OS FUTUROS CÃES DE BUCKINGHAM PALACE

 

Parece não suscitar dúvidas a ninguém que a monarquia inglesa e a Commonwealth já tiveram dias melhores, mas não sei se o fim da primeira levará ao desmembramento da última, uma vez que estão tão intrinsecamente ligadas. Com uma nova ordem mundial a delinear-se, nada será como dantes e estamos claramente a atravessar um fim de ciclo, o que não é nada bom para os monarcas do Reino Unido, que nem em Inglaterra gozam de grande prestígio e de admiração popular, admiração que parece ter-se esgotado nos funerais de Diana e de Isabel II. Ao rei, cujos dias parecem contados (dói vê-lo marchar), já lhe descobriram “dedos de salsicha” (o homem tem uns pés horríveis) e birras com canetas. A rainha consorte não goza de muita simpatia por parte dos seus súbditos, assombrada pela ex do rei. Contudo, the monarchy must go on e há que deitar as mãos aos cães, estratégia política que tem valido a muitos governantes, cativando assim grande número de eleitores e mantendo-se no poder.
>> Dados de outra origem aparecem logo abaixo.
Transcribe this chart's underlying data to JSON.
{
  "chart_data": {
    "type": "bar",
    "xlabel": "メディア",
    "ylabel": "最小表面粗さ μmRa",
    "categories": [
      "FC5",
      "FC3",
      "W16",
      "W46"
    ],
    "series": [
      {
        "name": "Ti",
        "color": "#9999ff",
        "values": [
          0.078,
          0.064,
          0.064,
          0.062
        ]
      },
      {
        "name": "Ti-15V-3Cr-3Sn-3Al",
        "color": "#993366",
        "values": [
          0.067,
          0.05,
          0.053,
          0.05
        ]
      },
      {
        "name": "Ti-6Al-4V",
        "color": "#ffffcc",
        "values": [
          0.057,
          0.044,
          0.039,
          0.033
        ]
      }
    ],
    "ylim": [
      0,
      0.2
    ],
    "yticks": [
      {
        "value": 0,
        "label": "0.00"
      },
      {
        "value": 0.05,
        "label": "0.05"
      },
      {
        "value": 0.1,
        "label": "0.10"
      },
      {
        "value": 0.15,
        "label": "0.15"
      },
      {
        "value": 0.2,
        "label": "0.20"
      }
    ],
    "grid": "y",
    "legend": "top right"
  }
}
Na Europa é raro haver um governante que apareça sem um cão ao lado e até Putin tem vários prà troca. Ao aparecerem com os seus novos cães, Beth and Bluebell, dois Jack Russell Terriers resgatados de um abrigo de animais em 2017, Carlos e Camilla estão a querer confundir-se com Isabel II para tirar dividendos disso e a apelar ao coração dos ingleses, que na sua maioria têm uma verdadeira adoração por cães. Será que Camilla, ao aparecer com uns cães adoráveis a seu lado, conseguirá mitigar o ódio e a indiferença que muitos ingleses têm por ela? Vale a pena tentar!
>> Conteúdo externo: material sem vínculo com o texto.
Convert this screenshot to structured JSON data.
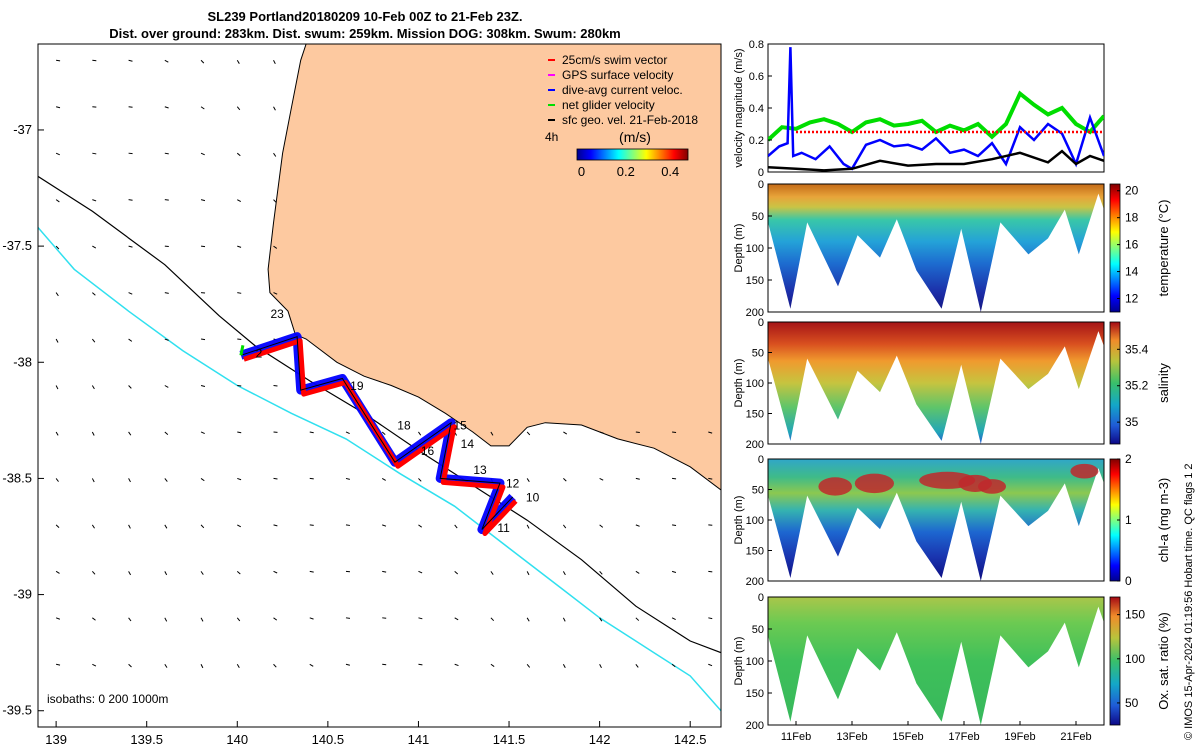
{
  "title": {
    "line1": "SL239 Portland20180209 10-Feb 00Z to 21-Feb 23Z.",
    "line2": "Dist. over ground: 283km. Dist. swum: 259km. Mission DOG: 308km. Swum: 280km"
  },
  "footer_stamp": "© IMOS 15-Apr-2024 01:19:56 Hobart time. QC flags 1  2",
  "colors": {
    "land": "#fdc9a0",
    "isobath_deep": "#30e0ef",
    "isobath_mid": "#000000",
    "swim": "#ff0000",
    "gps": "#ff00ff",
    "current": "#0000ff",
    "net": "#00dd00",
    "geo": "#000000"
  },
  "chart_data": [
    {
      "type": "map",
      "x_ticks": [
        "139",
        "139.5",
        "140",
        "140.5",
        "141",
        "141.5",
        "142",
        "142.5"
      ],
      "x_tick_values": [
        139,
        139.5,
        140,
        140.5,
        141,
        141.5,
        142,
        142.5
      ],
      "y_ticks": [
        "-37",
        "-37.5",
        "-38",
        "-38.5",
        "-39",
        "-39.5"
      ],
      "y_tick_values": [
        -37,
        -37.5,
        -38,
        -38.5,
        -39,
        -39.5
      ],
      "xlim": [
        138.9,
        142.67
      ],
      "ylim": [
        -39.57,
        -36.63
      ],
      "legend": [
        {
          "label": "25cm/s swim vector",
          "color": "#ff0000"
        },
        {
          "label": "GPS surface velocity",
          "color": "#ff00ff"
        },
        {
          "label": "dive-avg current veloc.",
          "color": "#0000ff"
        },
        {
          "label": "net glider velocity",
          "color": "#00dd00"
        },
        {
          "label": "sfc geo. vel. 21-Feb-2018",
          "color": "#000000"
        }
      ],
      "colorbar": {
        "label": "(m/s)",
        "ticks": [
          "0",
          "0.2",
          "0.4"
        ],
        "tick_values": [
          0,
          0.2,
          0.4
        ],
        "range": [
          -0.02,
          0.48
        ],
        "side_label": "4h"
      },
      "isobath_label": "isobaths: 0   200  1000m",
      "track": [
        [
          140.02,
          -37.97
        ],
        [
          140.33,
          -37.89
        ],
        [
          140.35,
          -38.12
        ],
        [
          140.58,
          -38.07
        ],
        [
          140.87,
          -38.43
        ],
        [
          141.18,
          -38.26
        ],
        [
          141.12,
          -38.5
        ],
        [
          141.45,
          -38.52
        ],
        [
          141.35,
          -38.72
        ],
        [
          141.52,
          -38.58
        ]
      ],
      "day_labels": [
        {
          "text": "23",
          "lon": 140.22,
          "lat": -37.81
        },
        {
          "text": "2",
          "lon": 140.12,
          "lat": -37.98
        },
        {
          "text": "19",
          "lon": 140.66,
          "lat": -38.12
        },
        {
          "text": "18",
          "lon": 140.92,
          "lat": -38.29
        },
        {
          "text": "16",
          "lon": 141.05,
          "lat": -38.4
        },
        {
          "text": "15",
          "lon": 141.23,
          "lat": -38.29
        },
        {
          "text": "14",
          "lon": 141.27,
          "lat": -38.37
        },
        {
          "text": "13",
          "lon": 141.34,
          "lat": -38.48
        },
        {
          "text": "12",
          "lon": 141.52,
          "lat": -38.54
        },
        {
          "text": "10",
          "lon": 141.63,
          "lat": -38.6
        },
        {
          "text": "11",
          "lon": 141.47,
          "lat": -38.73
        }
      ]
    },
    {
      "type": "line",
      "ylabel": "velocity magnitude (m/s)",
      "ylim": [
        0,
        0.8
      ],
      "y_ticks": [
        "0",
        "0.2",
        "0.4",
        "0.6",
        "0.8"
      ],
      "y_tick_values": [
        0,
        0.2,
        0.4,
        0.6,
        0.8
      ],
      "xlim": [
        10.0,
        22.0
      ],
      "series": [
        {
          "color": "#00dd00",
          "x": [
            10.0,
            10.5,
            11.0,
            11.5,
            12.0,
            12.5,
            13.0,
            13.5,
            14.0,
            14.5,
            15.0,
            15.5,
            16.0,
            16.5,
            17.0,
            17.5,
            18.0,
            18.5,
            19.0,
            19.5,
            20.0,
            20.5,
            21.0,
            21.5,
            22.0
          ],
          "y": [
            0.2,
            0.28,
            0.27,
            0.31,
            0.33,
            0.3,
            0.25,
            0.31,
            0.33,
            0.29,
            0.3,
            0.32,
            0.25,
            0.29,
            0.26,
            0.3,
            0.22,
            0.3,
            0.49,
            0.42,
            0.36,
            0.4,
            0.3,
            0.25,
            0.35
          ]
        },
        {
          "color": "#0000ff",
          "x": [
            10.0,
            10.4,
            10.7,
            10.8,
            10.9,
            11.2,
            11.7,
            12.2,
            12.7,
            13.0,
            13.5,
            14.0,
            14.5,
            15.0,
            15.5,
            16.0,
            16.5,
            17.0,
            17.5,
            18.0,
            18.5,
            19.0,
            19.5,
            20.0,
            20.5,
            21.0,
            21.5,
            22.0
          ],
          "y": [
            0.1,
            0.16,
            0.18,
            0.78,
            0.1,
            0.12,
            0.08,
            0.16,
            0.05,
            0.02,
            0.17,
            0.2,
            0.16,
            0.17,
            0.14,
            0.21,
            0.12,
            0.14,
            0.1,
            0.18,
            0.05,
            0.28,
            0.2,
            0.3,
            0.24,
            0.05,
            0.34,
            0.1
          ]
        },
        {
          "color": "#000000",
          "x": [
            10.0,
            11.0,
            12.0,
            13.0,
            14.0,
            15.0,
            16.0,
            17.0,
            18.0,
            19.0,
            20.0,
            20.5,
            21.0,
            21.5,
            22.0
          ],
          "y": [
            0.03,
            0.02,
            0.01,
            0.02,
            0.07,
            0.04,
            0.05,
            0.05,
            0.08,
            0.12,
            0.06,
            0.13,
            0.05,
            0.1,
            0.07
          ]
        },
        {
          "color": "#ff0000",
          "dashed": true,
          "x": [
            11.0,
            22.0
          ],
          "y": [
            0.25,
            0.25
          ]
        }
      ]
    },
    {
      "type": "heatmap",
      "ylabel": "Depth (m)",
      "ylim": [
        200,
        0
      ],
      "xlim": [
        10.0,
        22.0
      ],
      "y_ticks": [
        "0",
        "50",
        "100",
        "150",
        "200"
      ],
      "y_tick_values": [
        0,
        50,
        100,
        150,
        200
      ],
      "dive_depth_x": [
        10.0,
        10.8,
        11.4,
        12.5,
        13.2,
        14.0,
        14.6,
        15.3,
        16.2,
        16.9,
        17.6,
        18.3,
        19.3,
        20.0,
        20.6,
        21.1,
        21.8,
        22.0
      ],
      "dive_depth_y": [
        60,
        195,
        60,
        160,
        80,
        115,
        55,
        135,
        195,
        70,
        200,
        60,
        110,
        85,
        40,
        110,
        15,
        40
      ],
      "panels": [
        {
          "quantity": "temperature",
          "colorbar_label": "temperature (°C)",
          "colorbar_ticks": [
            "12",
            "14",
            "16",
            "18",
            "20"
          ],
          "colorbar_tick_values": [
            12,
            14,
            16,
            18,
            20
          ],
          "colorbar_range": [
            11,
            20.5
          ]
        },
        {
          "quantity": "salinity",
          "colorbar_label": "salinity",
          "colorbar_ticks": [
            "35",
            "35.2",
            "35.4"
          ],
          "colorbar_tick_values": [
            35,
            35.2,
            35.4
          ],
          "colorbar_range": [
            34.88,
            35.55
          ]
        },
        {
          "quantity": "chl-a",
          "colorbar_label": "chl-a (mg m-3)",
          "colorbar_ticks": [
            "0",
            "1",
            "2"
          ],
          "colorbar_tick_values": [
            0,
            1,
            2
          ],
          "colorbar_range": [
            0,
            2
          ]
        },
        {
          "quantity": "oxygen saturation",
          "colorbar_label": "Ox. sat. ratio (%)",
          "colorbar_ticks": [
            "50",
            "100",
            "150"
          ],
          "colorbar_tick_values": [
            50,
            100,
            150
          ],
          "colorbar_range": [
            25,
            170
          ],
          "x_ticks": [
            "11Feb",
            "13Feb",
            "15Feb",
            "17Feb",
            "19Feb",
            "21Feb"
          ],
          "x_tick_values": [
            11,
            13,
            15,
            17,
            19,
            21
          ]
        }
      ]
    }
  ]
}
DER DEUTSCHE HANNIBAL LECTER

 

Por vezes há híbridos e mestiços caninos que juntam o pior dos seus dois mundos, animais malvados de difícil controlo, como os resultantes do cruzamento entre os grandes molossos e os lupinos (as pessoas do leste da Europa sabem perfeitamente ao que me refiro atendendo aos diversos Ovcharkas que têm por lá). Hannibal Lecter é uma personagem malvada interpretada pelo actor galês Anthony Hopkins, extramente maquiavélica e inquietante, um verdadeiro anjo do mal. Ao que tudo indica, a Alemanha parece já ter o seu Hannibal Lecter, um homem de 62 anos que espalha o terror por onde passa com o seu cão mestiço, animal que morde a quem muito bem entende ou a quem o dono deixa e que já vai no seu terceiro ataque.
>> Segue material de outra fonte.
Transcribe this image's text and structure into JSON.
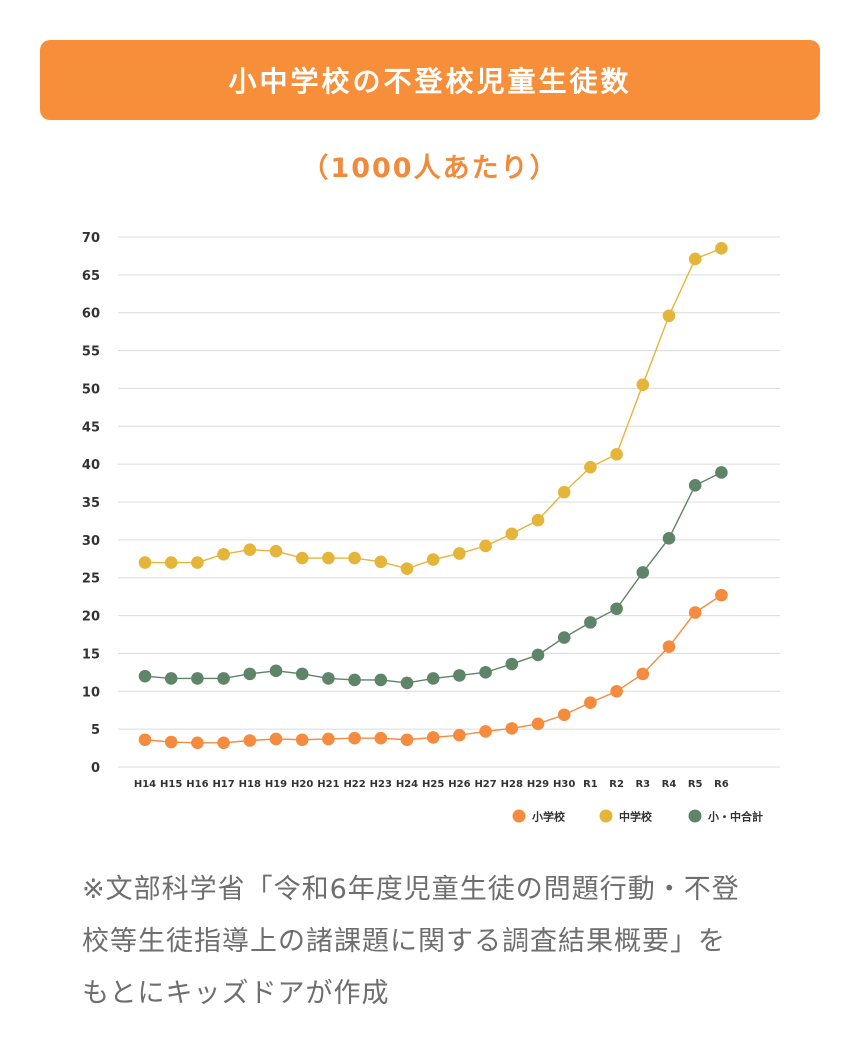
{
  "title": "小中学校の不登校児童生徒数",
  "subtitle": "（1000人あたり）",
  "footnote_lines": [
    "※文部科学省「令和6年度児童生徒の問題行動・不登",
    "校等生徒指導上の諸課題に関する調査結果概要」を",
    "もとにキッズドアが作成"
  ],
  "chart_data": {
    "type": "line",
    "title": "",
    "xlabel": "",
    "ylabel": "",
    "ylim": [
      0,
      70
    ],
    "yticks": [
      0,
      5,
      10,
      15,
      20,
      25,
      30,
      35,
      40,
      45,
      50,
      55,
      60,
      65,
      70
    ],
    "grid": true,
    "legend_position": "bottom-right",
    "categories": [
      "H14",
      "H15",
      "H16",
      "H17",
      "H18",
      "H19",
      "H20",
      "H21",
      "H22",
      "H23",
      "H24",
      "H25",
      "H26",
      "H27",
      "H28",
      "H29",
      "H30",
      "R1",
      "R2",
      "R3",
      "R4",
      "R5",
      "R6"
    ],
    "series": [
      {
        "name": "小学校",
        "color": "#f58b3f",
        "values": [
          3.6,
          3.3,
          3.2,
          3.2,
          3.5,
          3.7,
          3.6,
          3.7,
          3.8,
          3.8,
          3.6,
          3.9,
          4.2,
          4.7,
          5.1,
          5.7,
          6.9,
          8.5,
          10.0,
          12.3,
          15.9,
          20.4,
          22.7
        ]
      },
      {
        "name": "中学校",
        "color": "#e5b53a",
        "values": [
          27.0,
          27.0,
          27.0,
          28.1,
          28.7,
          28.5,
          27.6,
          27.6,
          27.6,
          27.1,
          26.2,
          27.4,
          28.2,
          29.2,
          30.8,
          32.6,
          36.3,
          39.6,
          41.3,
          50.5,
          59.6,
          67.1,
          68.5
        ]
      },
      {
        "name": "小・中合計",
        "color": "#5f8569",
        "values": [
          12.0,
          11.7,
          11.7,
          11.7,
          12.3,
          12.7,
          12.3,
          11.7,
          11.5,
          11.5,
          11.1,
          11.7,
          12.1,
          12.5,
          13.6,
          14.8,
          17.1,
          19.1,
          20.9,
          25.7,
          30.2,
          37.2,
          38.9
        ]
      }
    ]
  }
}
O último ataque aconteceu na passada terça-feira, dia 13 de setembro, segundo divulgou a polícia ontem, perto de Frontenhausen, município alemão no distrito de Dingolfing-Landau, na região administrativa de Niederbayern, estado de Baviera, quando entrou num jardim e mordeu uma criança de dois anos de idade, deixando-a gravemente ferida, com dentadas na cabeça e em várias partes do corpo, pelo que teve que ser evacuada de helicóptero para o hospital. As investigações policiais levadas a cabo, revelaram que aquele cão já havia mordido uma pessoa em Munique no passado mês de março e outra em Frontenhausen, em julho. Ontem, quinta-feira, dia 15 de julho do corrente ano, o cão foi retirado ao sexagenário e levado para um abrigo de animais, desconhecendo-se qual o seu destino e sorte. Entretanto, o homem de 62 anos está a ser investigado por danos corporais perigosos. A meu ver, quem deveria ser detido e internado, pelo tempo julgado conveniente, deveria ter sido o dono do animal, que ao continuar solto poderá arranjar outro cão igual. Enquanto os cães forem mortos e os donos ilibados, estaremos a atentar descaradamente contra o bem-estar animal, a responsabilizar os cães pelos seus actos e a inocentar os verdadeiros responsáveis.

PARLONS DE MAMBO

 

Não vou falar de nenhuma divindade do vudu jamaicano, mas da trágica história de vida de um pinscher anão vermelho chamado MANGO, que morreu ontem com 16 anos de idade, quinta-feira, dia 15 de setembro, numa clínica veterinária em Rivesaltes, no departamento francês dos Pirinéus Orientais. Em agosto de 2009, na localidade francesa de Espira-de-l’Agly, ao encontrar-se abandonado, Mambo, foi encharcado em gasolina e queimado vivo por dois jovens de 16 e 22 anos, meninos que também poderiam ser capazes, sem qualquer dificuldade e caso se lembrassem disso, de largar fogo à avozinha de um deles ou de imolar um indefeso mendigo – eram meninos para isso! Felizmente o cão conseguiu sobreviver, tornando-se num dos grandes símbolos do abuso animal em França.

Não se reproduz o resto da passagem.